General characteristics
- Class & type: Sotoyomo-class fleet tug auxiliary fleet tug
- Displacement: 534 t.(lt) 835 t.(fl)
- Length: 143 ft (44 m)
- Beam: 33 ft (10 m)
- Draft: 13 ft (4.0 m)
- Propulsion: Diesel-electric engines, single screw
- Speed: 13 knots (24 km/h; 15 mph)
- Complement: 45
- Armament: One single 3"/50 dual purpose gun mount and two single 20 mm AA guns.

= USS Mahopac (ATA-196) =

Tugboat of the United States Navy

USS Mahopac (ATA-196) was a U.S. Navy auxiliary fleet tug laid down on 24 November 1944 and launched 21 December 1944. She served briefly in the Pacific Theater at the end of World War II, followed by extended assignments in Alaska and Japan. Between 1965 and 1969 she made periodic tours off the coast of Vietnam in support of 7th Fleet operations there during the Vietnam War.

Mahopac was sold to Taiwan in 1976 under the Security Assistance Program (SAP). She was expended as missile target in 1993.

==History==
The vessel's planned designation was ATR-123, reflecting her intended role as a Rescue Ocean Tug, but was re-designated as Auxiliary Ocean Tug ATA-196 on May 14, 1944, before construction had started. Upon completion of shakedown and underway training, ATA‑196 departed for the Pacific. From May through November 1945 she participated in towing operations in the central and western Pacific. She then proceeded to the north Pacific for towing and search air rescue duties with the Alaskan Sea frontier. While serving in that area, she was named Mahopac 16 July 1948, after Lake Mahopac, New York.

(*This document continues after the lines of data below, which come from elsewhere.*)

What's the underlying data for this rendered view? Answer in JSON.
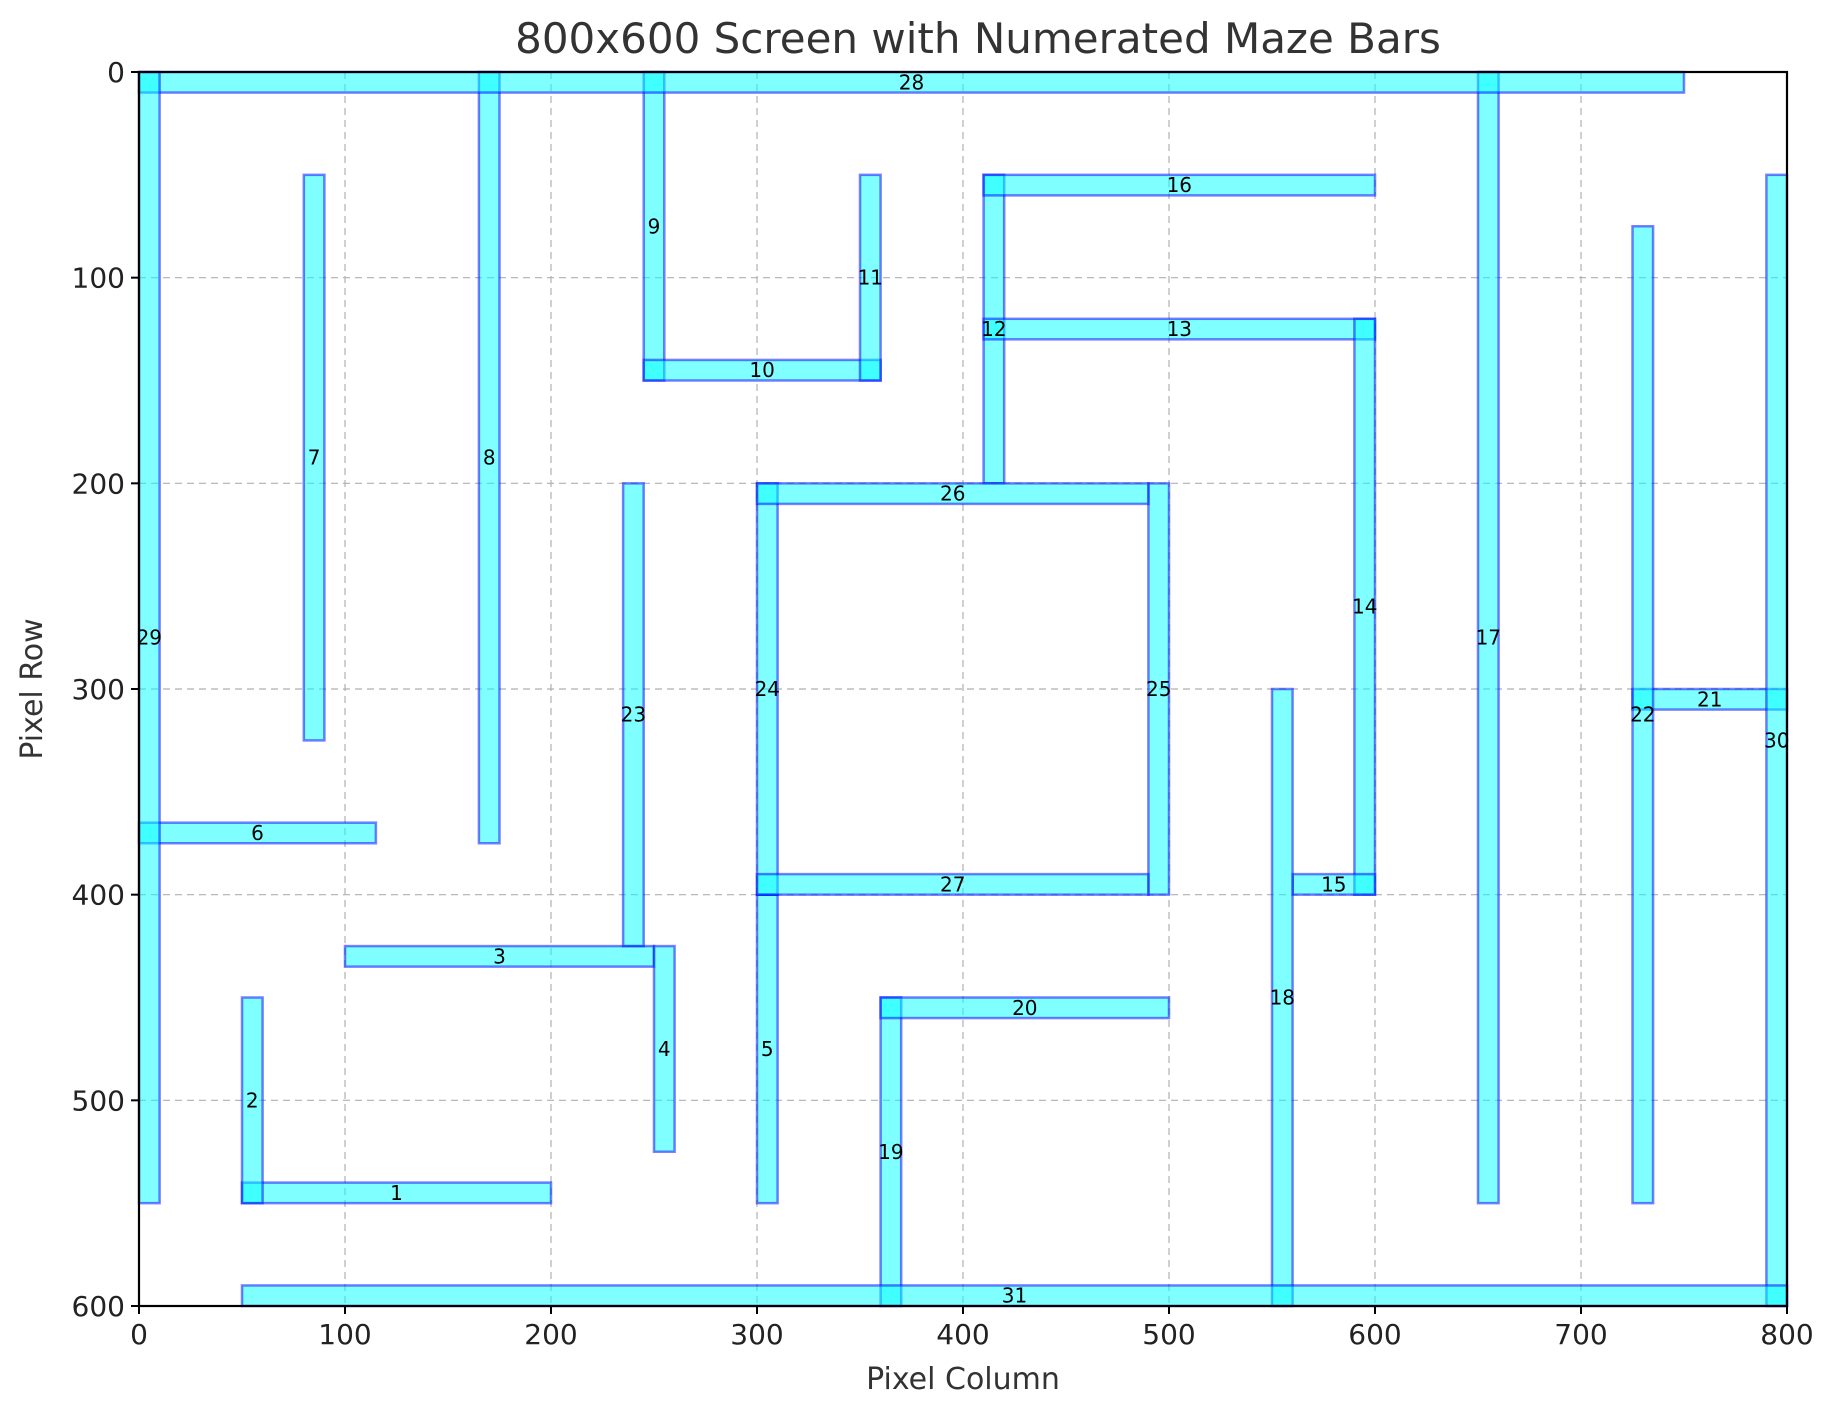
{
  "chart_data": {
    "type": "bar",
    "title": "800x600 Screen with Numerated Maze Bars",
    "xlabel": "Pixel Column",
    "ylabel": "Pixel Row",
    "xlim": [
      0,
      800
    ],
    "ylim": [
      600,
      0
    ],
    "x_ticks": [
      "0",
      "100",
      "200",
      "300",
      "400",
      "500",
      "600",
      "700",
      "800"
    ],
    "y_ticks": [
      "0",
      "100",
      "200",
      "300",
      "400",
      "500",
      "600"
    ],
    "grid": true,
    "bar_fill": "#00ffff",
    "bar_edge": "#0000ff",
    "bars": [
      {
        "id": "1",
        "x": 50,
        "y": 540,
        "w": 150,
        "h": 10
      },
      {
        "id": "2",
        "x": 50,
        "y": 450,
        "w": 10,
        "h": 100
      },
      {
        "id": "3",
        "x": 100,
        "y": 425,
        "w": 150,
        "h": 10
      },
      {
        "id": "4",
        "x": 250,
        "y": 425,
        "w": 10,
        "h": 100
      },
      {
        "id": "5",
        "x": 300,
        "y": 400,
        "w": 10,
        "h": 150
      },
      {
        "id": "6",
        "x": 0,
        "y": 365,
        "w": 115,
        "h": 10
      },
      {
        "id": "7",
        "x": 80,
        "y": 50,
        "w": 10,
        "h": 275
      },
      {
        "id": "8",
        "x": 165,
        "y": 0,
        "w": 10,
        "h": 375
      },
      {
        "id": "9",
        "x": 245,
        "y": 0,
        "w": 10,
        "h": 150
      },
      {
        "id": "10",
        "x": 245,
        "y": 140,
        "w": 115,
        "h": 10
      },
      {
        "id": "11",
        "x": 350,
        "y": 50,
        "w": 10,
        "h": 100
      },
      {
        "id": "12",
        "x": 410,
        "y": 50,
        "w": 10,
        "h": 150
      },
      {
        "id": "13",
        "x": 410,
        "y": 120,
        "w": 190,
        "h": 10
      },
      {
        "id": "14",
        "x": 590,
        "y": 120,
        "w": 10,
        "h": 280
      },
      {
        "id": "15",
        "x": 560,
        "y": 390,
        "w": 40,
        "h": 10
      },
      {
        "id": "16",
        "x": 410,
        "y": 50,
        "w": 190,
        "h": 10
      },
      {
        "id": "17",
        "x": 650,
        "y": 0,
        "w": 10,
        "h": 550
      },
      {
        "id": "18",
        "x": 550,
        "y": 300,
        "w": 10,
        "h": 300
      },
      {
        "id": "19",
        "x": 360,
        "y": 450,
        "w": 10,
        "h": 150
      },
      {
        "id": "20",
        "x": 360,
        "y": 450,
        "w": 140,
        "h": 10
      },
      {
        "id": "21",
        "x": 725,
        "y": 300,
        "w": 75,
        "h": 10
      },
      {
        "id": "22",
        "x": 725,
        "y": 75,
        "w": 10,
        "h": 475
      },
      {
        "id": "23",
        "x": 235,
        "y": 200,
        "w": 10,
        "h": 225
      },
      {
        "id": "24",
        "x": 300,
        "y": 200,
        "w": 10,
        "h": 200
      },
      {
        "id": "25",
        "x": 490,
        "y": 200,
        "w": 10,
        "h": 200
      },
      {
        "id": "26",
        "x": 300,
        "y": 200,
        "w": 190,
        "h": 10
      },
      {
        "id": "27",
        "x": 300,
        "y": 390,
        "w": 190,
        "h": 10
      },
      {
        "id": "28",
        "x": 0,
        "y": 0,
        "w": 750,
        "h": 10
      },
      {
        "id": "29",
        "x": 0,
        "y": 0,
        "w": 10,
        "h": 550
      },
      {
        "id": "30",
        "x": 790,
        "y": 50,
        "w": 10,
        "h": 550
      },
      {
        "id": "31",
        "x": 50,
        "y": 590,
        "w": 750,
        "h": 10
      }
    ]
  }
}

The tug remained under the operational control of the commanding officer, U.S. Naval Station Kodiak Island, Alaska, until May 1957. On 13 May, Mahopac departed Kodiak for Astoria, Oregon, for inactivation. En route she received new orders canceling inactivation and changing her homeport to Yokosuka, Japan, effective 1 July 1957.

Mahopac departed San Francisco for the western Pacific 22 July 1957 with barges in tow. Transferring the barges at Eniwetok atoll 28 August, she continued on to Yokosuka, arriving 7 September. She then performed towing and drone operations for the Fleet Training Group. Through 1964, her duties took her as far as Subic Bay in the Philippines; her 1965 to 1969 assignments extended her cruises to include periodic tours off the coast of Vietnam in support of 7th Fleet operations there. In May 1967, she participated in the rescue of which had run aground on a coral reef.

==Fate==
On 1 May 1976 she was sold to Taiwan under the Security Assistance Program (SAP) and renamed Ta Peng (ATA-549, 大鵬). She was expended as missile target in 1993.